English
For a,b ∈ Fin 3 → ℝ, the Lp-norm of the cross product matches the product of the norms times sin(angle).
Русский
Для векторов в ℝ^3 в форме Fin 3 → ℝ сходится норма crossProduct к произведению норм на синус угла.
LaTeX
$$‖toLp 2 (toFunLike.coe (crossProduct a) b)‖ = ‖toLp 2 a‖ ‖toLp 2 b‖ sin(angle (toLp 2 a) (toLp 2 b))$$
Lean4
/-- The L2 norm of the cross product of two real vectors (of type `EuclideanSpace ℝ (Fin 3)`)

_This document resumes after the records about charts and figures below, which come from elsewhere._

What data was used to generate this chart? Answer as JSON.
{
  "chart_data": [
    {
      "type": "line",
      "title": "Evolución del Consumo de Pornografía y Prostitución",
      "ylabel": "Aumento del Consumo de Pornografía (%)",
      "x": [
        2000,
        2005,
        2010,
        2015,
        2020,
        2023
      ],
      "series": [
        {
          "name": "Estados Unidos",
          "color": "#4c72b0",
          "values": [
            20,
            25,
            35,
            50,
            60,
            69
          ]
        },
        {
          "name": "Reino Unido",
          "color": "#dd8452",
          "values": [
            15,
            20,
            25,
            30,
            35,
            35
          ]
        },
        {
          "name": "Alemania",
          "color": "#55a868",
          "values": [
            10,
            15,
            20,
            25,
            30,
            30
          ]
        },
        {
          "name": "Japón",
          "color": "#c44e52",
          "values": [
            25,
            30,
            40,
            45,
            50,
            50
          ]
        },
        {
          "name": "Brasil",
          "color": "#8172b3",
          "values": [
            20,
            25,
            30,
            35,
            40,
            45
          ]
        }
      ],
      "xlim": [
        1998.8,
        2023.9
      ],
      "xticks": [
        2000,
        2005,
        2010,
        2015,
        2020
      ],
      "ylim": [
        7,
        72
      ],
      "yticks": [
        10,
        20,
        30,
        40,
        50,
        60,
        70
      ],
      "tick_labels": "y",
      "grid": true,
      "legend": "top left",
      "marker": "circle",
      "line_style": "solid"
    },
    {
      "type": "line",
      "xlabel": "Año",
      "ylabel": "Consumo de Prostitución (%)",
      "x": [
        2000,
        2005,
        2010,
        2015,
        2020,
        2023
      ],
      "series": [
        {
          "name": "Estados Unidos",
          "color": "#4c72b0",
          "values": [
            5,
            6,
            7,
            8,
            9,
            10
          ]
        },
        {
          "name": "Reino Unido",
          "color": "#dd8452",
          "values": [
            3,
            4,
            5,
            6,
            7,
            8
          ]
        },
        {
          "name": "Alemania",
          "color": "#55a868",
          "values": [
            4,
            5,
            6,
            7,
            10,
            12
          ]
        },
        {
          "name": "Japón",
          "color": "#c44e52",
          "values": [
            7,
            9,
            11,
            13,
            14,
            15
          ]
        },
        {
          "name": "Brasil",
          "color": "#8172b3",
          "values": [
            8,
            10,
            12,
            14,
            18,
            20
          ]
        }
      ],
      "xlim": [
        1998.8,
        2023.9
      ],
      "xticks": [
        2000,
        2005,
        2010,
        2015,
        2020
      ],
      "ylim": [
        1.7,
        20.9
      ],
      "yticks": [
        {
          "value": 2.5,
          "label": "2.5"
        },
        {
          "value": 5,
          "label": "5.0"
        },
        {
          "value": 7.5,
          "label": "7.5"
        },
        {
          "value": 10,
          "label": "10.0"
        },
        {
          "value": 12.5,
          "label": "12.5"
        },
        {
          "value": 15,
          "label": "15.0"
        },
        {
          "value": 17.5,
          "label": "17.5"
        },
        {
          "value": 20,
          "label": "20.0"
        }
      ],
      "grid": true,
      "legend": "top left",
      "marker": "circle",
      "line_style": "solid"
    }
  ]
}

equals the product of their individual norms times the sine of the angle between them. -/
theorem norm_ofLp_crossProduct (a b : EuclideanSpace ℝ (Fin 3)) :
‖toLp 2 (ofLp a ⨯₃ ofLp b)‖ = ‖a‖ * ‖b‖ * sin (angle a b) :=
by
have := sin_angle_nonneg a b
refine sq_eq_sq₀ (by positivity) (by positivity) |>.mp ?_
trans ‖a‖ ^ 2 * ‖b‖ ^ 2 - ⟪a, b⟫ ^ 2
·
simp_rw [norm_sq_eq_re_inner (𝕜 := ℝ), EuclideanSpace.inner_eq_star_dotProduct, star_trivial, RCLike.re_to_real,
WithLp.ofLp_toLp, cross_dot_cross, dotProduct_comm (ofLp b) (ofLp a), sq]
·
linear_combination
(‖a‖ * ‖b‖) ^ 2 * (sin_sq_add_cos_sq (angle a b)).symm + congrArg (· ^ 2) (cos_angle_mul_norm_mul_norm a b)